Two days later, the Clinique lorry arrived, laden with goodies - lipsticks, an all-weather face cream and not just one, but two foundations. Shortly after that the YSL lorry drew up outside with (what seemed like) most of their new autumn range for me to try.
It was like being in love, I was dizzy, giddy, giggly and my free cosmetics were all I could think about. I arrayed them in a little basket by my bed, so they were the first things I saw when I woke up. Even when I could no longer persuade Himself to play Lancôme Lady (or Clinique Lady or YSL Lady), I played by myself. Sometimes I arranged my products by brand name and other times by body parts (all lip products in one little heap, all skincare in another, etc.).

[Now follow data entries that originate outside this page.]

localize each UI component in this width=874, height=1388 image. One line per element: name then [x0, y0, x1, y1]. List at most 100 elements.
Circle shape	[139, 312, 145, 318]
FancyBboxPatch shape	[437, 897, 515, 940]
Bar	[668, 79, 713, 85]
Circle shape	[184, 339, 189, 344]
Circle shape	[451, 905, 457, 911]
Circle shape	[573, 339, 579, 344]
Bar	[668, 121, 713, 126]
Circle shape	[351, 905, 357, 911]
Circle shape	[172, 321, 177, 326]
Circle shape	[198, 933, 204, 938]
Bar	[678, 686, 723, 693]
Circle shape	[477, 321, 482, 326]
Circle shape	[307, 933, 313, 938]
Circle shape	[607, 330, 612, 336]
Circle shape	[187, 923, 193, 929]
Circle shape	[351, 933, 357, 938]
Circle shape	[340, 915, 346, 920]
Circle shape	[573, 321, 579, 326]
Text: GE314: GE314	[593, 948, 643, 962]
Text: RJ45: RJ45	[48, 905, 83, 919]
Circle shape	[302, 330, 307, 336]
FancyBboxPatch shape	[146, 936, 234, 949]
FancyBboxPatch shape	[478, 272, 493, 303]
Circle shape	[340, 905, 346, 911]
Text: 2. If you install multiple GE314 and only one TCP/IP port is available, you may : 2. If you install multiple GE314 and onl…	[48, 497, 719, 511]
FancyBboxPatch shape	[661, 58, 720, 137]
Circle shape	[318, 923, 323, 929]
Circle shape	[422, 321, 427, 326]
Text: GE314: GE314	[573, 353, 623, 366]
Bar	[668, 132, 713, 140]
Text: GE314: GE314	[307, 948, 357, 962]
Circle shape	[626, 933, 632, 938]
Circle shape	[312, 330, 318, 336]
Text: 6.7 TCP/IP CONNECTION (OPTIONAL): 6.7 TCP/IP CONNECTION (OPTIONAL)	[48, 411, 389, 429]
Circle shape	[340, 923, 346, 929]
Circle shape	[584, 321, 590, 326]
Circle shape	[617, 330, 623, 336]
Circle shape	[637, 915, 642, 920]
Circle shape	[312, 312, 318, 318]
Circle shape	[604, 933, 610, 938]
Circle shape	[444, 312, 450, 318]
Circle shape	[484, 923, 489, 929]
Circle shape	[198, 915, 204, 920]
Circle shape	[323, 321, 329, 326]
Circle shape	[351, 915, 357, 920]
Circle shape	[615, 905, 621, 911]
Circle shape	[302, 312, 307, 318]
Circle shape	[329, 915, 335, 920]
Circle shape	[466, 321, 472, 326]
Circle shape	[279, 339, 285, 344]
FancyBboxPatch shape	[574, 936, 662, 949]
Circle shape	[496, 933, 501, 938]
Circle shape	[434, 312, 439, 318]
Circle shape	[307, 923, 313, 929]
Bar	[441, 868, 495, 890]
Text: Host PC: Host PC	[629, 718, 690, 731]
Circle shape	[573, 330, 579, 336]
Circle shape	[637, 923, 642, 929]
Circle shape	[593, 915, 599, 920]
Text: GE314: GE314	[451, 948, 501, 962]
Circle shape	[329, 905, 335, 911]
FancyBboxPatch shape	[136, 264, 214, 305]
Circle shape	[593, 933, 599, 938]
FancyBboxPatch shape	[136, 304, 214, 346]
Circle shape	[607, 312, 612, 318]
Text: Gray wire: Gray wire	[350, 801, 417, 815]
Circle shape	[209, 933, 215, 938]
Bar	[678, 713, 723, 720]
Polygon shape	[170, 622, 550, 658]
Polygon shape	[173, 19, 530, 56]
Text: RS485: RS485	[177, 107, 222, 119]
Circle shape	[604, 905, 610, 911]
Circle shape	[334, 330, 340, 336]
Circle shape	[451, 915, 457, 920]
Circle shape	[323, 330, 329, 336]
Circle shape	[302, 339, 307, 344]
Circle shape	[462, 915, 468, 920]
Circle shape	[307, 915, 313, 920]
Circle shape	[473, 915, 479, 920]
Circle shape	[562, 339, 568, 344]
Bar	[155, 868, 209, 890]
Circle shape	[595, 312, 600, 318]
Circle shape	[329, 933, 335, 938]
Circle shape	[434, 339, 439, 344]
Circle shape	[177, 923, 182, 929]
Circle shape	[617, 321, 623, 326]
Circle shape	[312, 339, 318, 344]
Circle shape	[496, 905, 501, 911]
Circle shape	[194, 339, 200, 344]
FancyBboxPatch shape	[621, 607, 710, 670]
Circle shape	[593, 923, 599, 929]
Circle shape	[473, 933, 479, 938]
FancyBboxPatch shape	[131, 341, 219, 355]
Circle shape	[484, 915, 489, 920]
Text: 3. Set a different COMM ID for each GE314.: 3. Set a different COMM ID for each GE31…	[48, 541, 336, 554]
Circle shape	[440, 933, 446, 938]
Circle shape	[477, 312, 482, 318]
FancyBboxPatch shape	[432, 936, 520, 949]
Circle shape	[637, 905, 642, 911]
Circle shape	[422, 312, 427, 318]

Every Thursday Himself and myself go to my parents' house for our dinner, so this particular Thursday I gathered together all my free stuff, brought it with me and spilt it across their kitchen table to be admired. But instead of being dazzled, my mother was anxious: there had to be a catch. Then Dad came in, found the price lists and began to add up the value of all I'd been sent. (Once an accountant, always an accountant.) When he had everything totted up - it came to over three hundred euro — he could scarcely believe his own sums. 'That,' he declared, 'is shagging well ridiculous.'
The magazine was fortnightly and, with a racing imagination, I began to plan my columns. First weeks, then months ahead. I had a big, big vision for autumn through winter, with the columns as follows: new lip colours, new eye colours, protective winter face care, winter hands, then as we came nearer to Christmas, a how-to-look-like-you-don't-have-a-hangover column, a party make-up special, a gift-buying guide and, finally, an end-of-year thirty best products ever! Moving into January, of course, we'd start off with a detox special, then start focusing on nice stuff for Valentine's Day, then the new spring colours would be out . . . All this I'd already planned in September.
Novels piled up unwritten, promotional work was abandoned and friends and family were neglected, as I took up full-time residence in a delicious dreamworld of time-defying eye creams and lash-thickening mascaras. Because I'm a perfectionist (i.e. insane) I didn't want my column to be just any old beauty column, a patchjob of rehashed press releases. I wanted it to be fabulously funny and witty, and there wasn't room in my head for anything else. (Triumphs included describing Clinique's Repairwear as 'It's night cream, Jim, but not as we know it' and Origins' Gloomaway shower gel as 'Prozac in a tube'.) I wrote and rewrote constantly, cutting, adding, honing and polishing. I admit it: I was obsessed.